2. Preprocessing as preprocessing is needed to avoid data that is not yet ready for processing, such as:
imperfect data, noise in the data, and inconsistent data (Hemalatha, 2012). The preprocessing stages in
this text data are:
a. Deleting tweet data that does not contain sentiments, and also which contains two sentiments at
once.
b. Delete the words "RT" which are symbols of retweet or response tweets.
e. Do a folding case in the form of homogenizing each text into non-capital letters.
g. Perform tokenizing, which is solving tweet sentences into words per word.
a. Calculates the probability of Vj in training data with equation (2.3), where Vj is a sentiment category,
namely V1 = negative, and V2 = positive.
c. The NBC probability model is stored and used for the data testing stage.
d. Calculates the highest probability of the tested sentiment category (VMAP) with equation (2.1).
e. Look for the maximum VMAP value and enter the tweet in the category with the maximum VMAP.

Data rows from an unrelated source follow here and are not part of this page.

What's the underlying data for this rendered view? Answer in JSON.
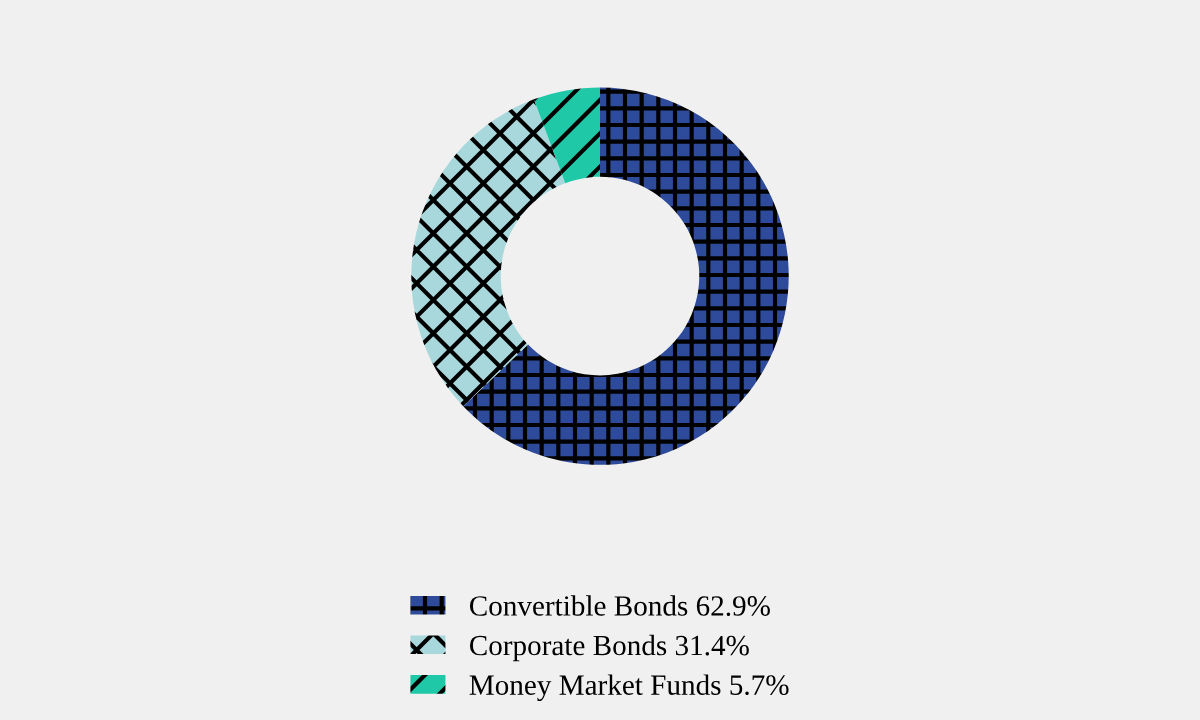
{
  "chart_data": {
    "type": "donut",
    "categories": [
      "Convertible Bonds",
      "Corporate Bonds",
      "Money Market Funds"
    ],
    "values": [
      62.9,
      31.4,
      5.7
    ],
    "value_labels": [
      "62.9%",
      "31.4%",
      "5.7%"
    ],
    "colors": [
      "#2e4a9a",
      "#a8d8dc",
      "#1fc9a8"
    ],
    "legend": "bottom"
  }
}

5. The classification of sentiment data uses the Support Vector Machine (SVM) method for each
account.
a. Determine the weighting parameter in SVM and build the SVM model.
6. Forming clusters based on words or terms that appear on negative and positive sentiment tweets to
find out specific topic topics discussed from news tweets.
a. Separating negative sentiment data and positive sentiment data from the initial data.
d. Check the most words in each cluster that form a specific term phrase that is often discussed.